Several industries have sprung up from the wreckage of the dead trees -- especially companies dealing with biomass, organic materials used as a renewable heat and/or energy source. Confluence Energy opened a wood-pellet plant in Colorado's High Country two years ago, near the affected forests. The wood pellets, it says, burn cleaner than standard cord wood and use materials that would otherwise end up rotting on the forest floor.

"We are therefore carbon neutral," says a statement on Confluence Energy's website, "allowing you to heat your home or business without emitting carbon that would not otherwise be released. This is a local energy source."

And California-based Cobalt Technologies recently announced a "breakthrough" in producing biobutanol -- an alcohol that, like ethanol, can be blended into gasoline. "Harvesting beetle-killed trees could produce low-carbon fuels and chemicals, establish a foundation for a sustainable biorefinery industry and create jobs, particularly in rural areas, said Cobalt CEO Rick Wilson.

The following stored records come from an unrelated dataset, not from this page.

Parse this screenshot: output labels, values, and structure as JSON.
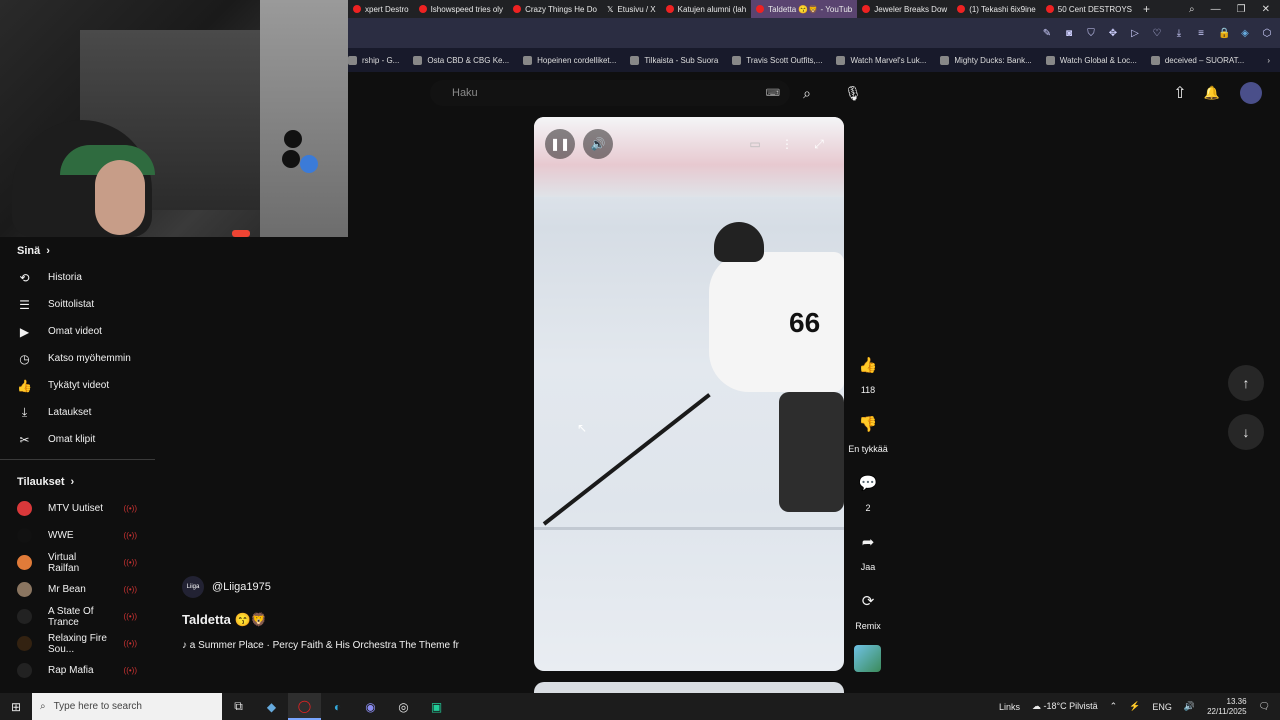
{
  "browser": {
    "tabs": [
      {
        "label": "xpert Destro",
        "icon": "youtube-icon",
        "active": false
      },
      {
        "label": "Ishowspeed tries oly",
        "icon": "youtube-icon",
        "active": false
      },
      {
        "label": "Crazy Things He Do",
        "icon": "youtube-icon",
        "active": false
      },
      {
        "label": "Etusivu / X",
        "icon": "x-icon",
        "active": false
      },
      {
        "label": "Katujen alumni (lah",
        "icon": "youtube-icon",
        "active": false
      },
      {
        "label": "Taldetta 😙🦁 - YouTub",
        "icon": "youtube-icon",
        "active": true
      },
      {
        "label": "Jeweler Breaks Dow",
        "icon": "youtube-icon",
        "active": false
      },
      {
        "label": "(1) Tekashi 6ix9ine",
        "icon": "youtube-icon",
        "active": false
      },
      {
        "label": "50 Cent DESTROYS",
        "icon": "youtube-icon",
        "active": false
      }
    ],
    "newtab": "+",
    "bookmarks": [
      {
        "label": "rship - G..."
      },
      {
        "label": "Osta CBD & CBG Ke..."
      },
      {
        "label": "Hopeinen cordelliket..."
      },
      {
        "label": "Tilkaista - Sub Suora"
      },
      {
        "label": "Travis Scott Outfits,..."
      },
      {
        "label": "Watch Marvel's Luk..."
      },
      {
        "label": "Mighty Ducks: Bank..."
      },
      {
        "label": "Watch Global & Loc..."
      },
      {
        "label": "deceived – SUORAT..."
      }
    ]
  },
  "search": {
    "placeholder": "Haku"
  },
  "sidebar": {
    "you_title": "Sinä",
    "items": [
      {
        "label": "Historia",
        "icon": "history-icon",
        "glyph": "⟲"
      },
      {
        "label": "Soittolistat",
        "icon": "playlists-icon",
        "glyph": "☰"
      },
      {
        "label": "Omat videot",
        "icon": "your-videos-icon",
        "glyph": "▶"
      },
      {
        "label": "Katso myöhemmin",
        "icon": "watch-later-icon",
        "glyph": "◷"
      },
      {
        "label": "Tykätyt videot",
        "icon": "liked-icon",
        "glyph": "👍"
      },
      {
        "label": "Lataukset",
        "icon": "download-icon",
        "glyph": "⤓"
      },
      {
        "label": "Omat klipit",
        "icon": "scissors-icon",
        "glyph": "✂"
      }
    ],
    "subs_title": "Tilaukset",
    "subscriptions": [
      {
        "label": "MTV Uutiset",
        "color": "#d9383a"
      },
      {
        "label": "WWE",
        "color": "#111111"
      },
      {
        "label": "Virtual Railfan",
        "color": "#e07b39"
      },
      {
        "label": "Mr Bean",
        "color": "#8a7560"
      },
      {
        "label": "A State Of Trance",
        "color": "#222222"
      },
      {
        "label": "Relaxing Fire Sou...",
        "color": "#332211"
      },
      {
        "label": "Rap Mafia",
        "color": "#222222"
      }
    ],
    "live_glyph": "((•))"
  },
  "short": {
    "channel": "@Liiga1975",
    "title": "Taldetta 😙🦁",
    "music": "♪ a Summer Place · Percy Faith & His Orchestra   The Theme fr",
    "jersey_number": "66"
  },
  "actions": {
    "like_count": "118",
    "dislike_label": "En tykkää",
    "comments_count": "2",
    "share_label": "Jaa",
    "remix_label": "Remix"
  },
  "taskbar": {
    "search_placeholder": "Type here to search",
    "links": "Links",
    "weather": "-18°C Pilvistä",
    "lang": "ENG",
    "time": "13.36",
    "date": "22/11/2025"
  }
}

"If we use only half of the 2.3 million acres currently affected in Colorado alone, we could produce over 2 billion gallons of biobutanol -- enough to blend into all the gasoline used in Colorado for six years," Wilson says. The company has also signed a partnership with Colorado State University to test biobutanol's viability in commercial vehicles.

Unique Blue-Tinged Beetle Kill Wood

There's also an artistic side benefit to the pine beetle infestation. The insects infect trees with a fungus that causes a unique blue tinge to develop throughout the wood. And that blue, pine-beetle-kill wood is now coming into demand among homebuilders and furniture craftsmen.

Ron McKey, president of Denver-based Flying Beds, says a growing number of customers are asking for beetle-kill wood to be used in their custom-made furniture. "I have people -- one in New Orleans, in Miami, one in Virginia -- that have all spec'ed [beetle kill pine] into their planning," he says. Just in the past year, blue beetle-kill pine has grown to about 15% of his furniture inventory, McKey says.

The mountain pine beetle infestation is a unique event, and not at all comparable to what has happened in Tennessee or along the Gulf Coast. But Lorne Curl has some advice for companies and businesses affected by these disasters. "They need to very quickly come up with a system of private and public partnerships that work together outside of the conventional limitation of civil partnerships," he says.

Curl points to the motto of his association: "We must become greater than the sum of our parts."